With support from the Neubauer Collegium, the team has grown to include Anuj Shah, assistant professor at Chicago Booth; Alessandra Voena, assistant professor in Economics and the College; as well as cultural anthropologists and ethnographers from Yale University, University College in London and the University of Edinburgh.

Malani said the Neubauer Collegium’s leaders encouraged the team to merge the qualitative research methods of the humanistic social sciences with quantitative methods to gain a more holistic view of health insurance, how Indians perceive it and how it influences well-being.

“They provided great intellectual guidance,” Malani said. “What they wanted was not just to help us think about how we can answer our questions with help from other disciplines, but also foster dialogue across different disciplines about how we do our research.”

Staniland will partner with fellow political scientist Benjamin Lessing and sociologist Forrest Stuart to study how citizens and the government navigate issues of violence and social control.

Using ethnographic, historical and quantitative research methods, the team hopes to understand how citizens and non-state actors respond when government puts its power into action. The team will undertake field research in three very different areas—Latin America, South and Southeast Asia, and Los Angeles’ skid row—and hold public workshops on campus.

Not only does the project unite geographic regions that are rarely studied together, “it brings together toolkits that are not often used in combination,” Staniland said.Shedding new light on history

Alongside projects with a contemporary focus, several Neubauer Collegium projects offer new approaches to the study of the past.

“Humanism, Classics and the Historical,” led by Boris Maslov and Rocco Rubini, hopes to facilitate a dialogue between scholars in classics and Renaissance studies about their fields’ shared foundational questions, such as the place of history, historical consciousness and the role of humanism. Support from the Collegium will enable UChicago faculty to bring leading scholars from around the world for a series of colloquia designed to refine common research questions and create new hybrid forms for exchanging ideas that bridge disciplinary practices.

“Knowing and Doing: Text and Labor in Asian Handwork,” led by Jacob Eyferth and Donald Harper, aims to develop a new understanding of the interaction between theorists and craftspeople in premodern and modern societies. The project compares different ways artisanal knowledge was passed on, whether by hand or through text.

While there is a significant body of scholarship on crafts and skills in European society, Asian handwork has received less attention. In addition to field research on East and South Asian crafts and texts, Eyferth and Harper will convene a series of symposia on campus focused on the relationship between people who work with pen and paper and those who work with their hands.

“Our sense was that there was a whole new field on mind and hand emerging. We wanted to contribute,” explained Eyferth, associate professor in East Asian Languages and Civilizations.

Eyferth believes the Neubauer Collegium will provide an ideal forum for the new line of research. “It gives us the freedom to experiment,” he said.

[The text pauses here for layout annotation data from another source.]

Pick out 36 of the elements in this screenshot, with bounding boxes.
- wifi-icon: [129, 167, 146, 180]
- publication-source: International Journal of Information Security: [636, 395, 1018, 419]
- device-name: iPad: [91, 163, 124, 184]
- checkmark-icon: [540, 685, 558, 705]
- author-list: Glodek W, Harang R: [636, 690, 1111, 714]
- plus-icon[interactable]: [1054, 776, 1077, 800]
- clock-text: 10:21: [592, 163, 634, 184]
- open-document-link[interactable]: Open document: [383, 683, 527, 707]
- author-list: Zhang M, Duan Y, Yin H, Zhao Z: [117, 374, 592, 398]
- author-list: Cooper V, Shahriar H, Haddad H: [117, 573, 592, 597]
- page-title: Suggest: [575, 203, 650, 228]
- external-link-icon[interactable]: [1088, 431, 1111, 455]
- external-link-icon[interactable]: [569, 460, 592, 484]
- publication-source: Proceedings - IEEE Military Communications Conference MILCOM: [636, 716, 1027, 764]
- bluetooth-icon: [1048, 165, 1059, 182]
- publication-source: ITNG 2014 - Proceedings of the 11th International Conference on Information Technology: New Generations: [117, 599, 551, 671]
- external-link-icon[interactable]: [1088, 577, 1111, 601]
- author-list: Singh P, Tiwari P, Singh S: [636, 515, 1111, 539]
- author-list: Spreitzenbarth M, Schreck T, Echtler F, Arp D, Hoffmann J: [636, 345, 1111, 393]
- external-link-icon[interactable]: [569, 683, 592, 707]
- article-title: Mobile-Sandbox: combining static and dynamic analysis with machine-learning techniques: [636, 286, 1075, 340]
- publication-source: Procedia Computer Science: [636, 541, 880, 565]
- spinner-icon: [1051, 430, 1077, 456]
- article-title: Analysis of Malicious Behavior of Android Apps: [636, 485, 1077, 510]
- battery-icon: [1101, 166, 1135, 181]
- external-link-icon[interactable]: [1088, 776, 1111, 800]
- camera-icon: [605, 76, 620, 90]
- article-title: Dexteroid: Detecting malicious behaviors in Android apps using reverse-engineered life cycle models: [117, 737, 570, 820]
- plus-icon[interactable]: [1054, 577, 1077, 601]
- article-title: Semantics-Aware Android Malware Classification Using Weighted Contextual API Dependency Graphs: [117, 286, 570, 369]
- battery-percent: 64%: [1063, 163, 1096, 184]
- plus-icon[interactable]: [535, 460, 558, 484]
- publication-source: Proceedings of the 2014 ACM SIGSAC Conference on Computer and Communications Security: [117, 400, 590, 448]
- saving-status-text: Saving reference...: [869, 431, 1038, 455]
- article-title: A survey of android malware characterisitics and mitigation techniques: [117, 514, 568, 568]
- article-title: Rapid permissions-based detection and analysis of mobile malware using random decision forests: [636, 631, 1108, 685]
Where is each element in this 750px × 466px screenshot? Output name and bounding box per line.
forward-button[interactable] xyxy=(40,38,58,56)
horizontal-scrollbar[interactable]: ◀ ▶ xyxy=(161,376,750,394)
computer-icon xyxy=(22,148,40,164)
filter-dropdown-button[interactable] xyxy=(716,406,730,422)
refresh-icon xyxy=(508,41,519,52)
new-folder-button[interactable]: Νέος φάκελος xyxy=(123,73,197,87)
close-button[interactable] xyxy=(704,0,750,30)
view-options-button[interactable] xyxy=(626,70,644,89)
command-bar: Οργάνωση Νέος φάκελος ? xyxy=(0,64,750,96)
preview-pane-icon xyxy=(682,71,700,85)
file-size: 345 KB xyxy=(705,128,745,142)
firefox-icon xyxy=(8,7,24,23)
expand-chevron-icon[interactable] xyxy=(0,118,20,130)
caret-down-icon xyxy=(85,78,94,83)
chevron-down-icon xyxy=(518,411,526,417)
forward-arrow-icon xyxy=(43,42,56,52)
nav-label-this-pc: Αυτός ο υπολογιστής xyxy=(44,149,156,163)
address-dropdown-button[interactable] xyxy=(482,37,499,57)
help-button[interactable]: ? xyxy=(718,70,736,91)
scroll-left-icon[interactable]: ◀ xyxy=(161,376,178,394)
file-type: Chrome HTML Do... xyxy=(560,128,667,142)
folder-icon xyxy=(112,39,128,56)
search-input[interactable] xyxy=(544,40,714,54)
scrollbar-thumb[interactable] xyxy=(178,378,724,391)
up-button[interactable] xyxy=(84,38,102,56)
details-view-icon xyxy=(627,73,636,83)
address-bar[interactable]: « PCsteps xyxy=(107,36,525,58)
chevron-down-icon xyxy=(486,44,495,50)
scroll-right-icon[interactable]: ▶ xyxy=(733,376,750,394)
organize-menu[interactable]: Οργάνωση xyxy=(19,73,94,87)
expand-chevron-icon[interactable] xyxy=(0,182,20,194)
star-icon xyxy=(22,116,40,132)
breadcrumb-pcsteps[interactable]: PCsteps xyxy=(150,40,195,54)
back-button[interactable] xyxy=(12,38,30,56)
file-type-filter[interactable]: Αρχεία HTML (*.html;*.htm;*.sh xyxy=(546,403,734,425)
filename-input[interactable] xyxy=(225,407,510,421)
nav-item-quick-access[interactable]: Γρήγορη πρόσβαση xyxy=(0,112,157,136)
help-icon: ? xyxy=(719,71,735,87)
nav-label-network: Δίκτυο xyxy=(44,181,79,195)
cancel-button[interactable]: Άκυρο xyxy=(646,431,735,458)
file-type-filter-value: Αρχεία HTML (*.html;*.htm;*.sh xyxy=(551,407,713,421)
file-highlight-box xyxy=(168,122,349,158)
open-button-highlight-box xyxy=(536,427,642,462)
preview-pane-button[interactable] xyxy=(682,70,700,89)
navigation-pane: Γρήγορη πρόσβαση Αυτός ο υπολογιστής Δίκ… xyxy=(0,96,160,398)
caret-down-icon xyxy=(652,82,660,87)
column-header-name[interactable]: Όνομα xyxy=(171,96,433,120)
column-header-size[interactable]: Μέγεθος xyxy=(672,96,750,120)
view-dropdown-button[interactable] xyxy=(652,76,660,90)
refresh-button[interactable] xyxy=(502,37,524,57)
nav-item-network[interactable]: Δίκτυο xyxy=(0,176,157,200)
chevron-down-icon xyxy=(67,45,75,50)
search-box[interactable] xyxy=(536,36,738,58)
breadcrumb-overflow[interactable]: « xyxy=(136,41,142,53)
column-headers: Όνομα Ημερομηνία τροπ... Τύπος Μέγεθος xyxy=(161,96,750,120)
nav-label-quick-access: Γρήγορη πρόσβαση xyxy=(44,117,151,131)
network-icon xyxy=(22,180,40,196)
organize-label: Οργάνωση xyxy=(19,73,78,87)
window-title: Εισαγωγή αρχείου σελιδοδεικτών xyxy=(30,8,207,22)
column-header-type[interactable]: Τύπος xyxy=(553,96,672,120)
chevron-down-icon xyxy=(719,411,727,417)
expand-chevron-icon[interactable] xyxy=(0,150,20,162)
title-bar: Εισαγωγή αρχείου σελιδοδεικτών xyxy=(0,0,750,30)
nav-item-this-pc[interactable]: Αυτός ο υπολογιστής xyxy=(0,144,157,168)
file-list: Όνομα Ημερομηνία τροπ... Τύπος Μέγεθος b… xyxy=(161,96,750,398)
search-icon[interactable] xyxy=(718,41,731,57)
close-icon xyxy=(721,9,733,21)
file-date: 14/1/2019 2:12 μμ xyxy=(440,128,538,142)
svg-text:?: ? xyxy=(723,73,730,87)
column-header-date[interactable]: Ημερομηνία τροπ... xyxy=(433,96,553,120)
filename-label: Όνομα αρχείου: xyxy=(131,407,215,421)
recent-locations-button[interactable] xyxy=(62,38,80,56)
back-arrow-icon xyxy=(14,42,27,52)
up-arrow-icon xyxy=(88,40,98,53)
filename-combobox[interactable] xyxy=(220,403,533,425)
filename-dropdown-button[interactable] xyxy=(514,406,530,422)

The Neubauer Family Collegium for Culture and Society was founded in June 2012, and is named in honor of Joseph Neubauer, MBA’65, and Jeanette Lerman-Neubauer. Their $26.5 million gift to the University is among the largest in support of the humanities and social sciences in the institution’s history. The Neubauer Collegium was formally inaugurated in October 2013 with a lecture by internationally acclaimed artist William Kentridge.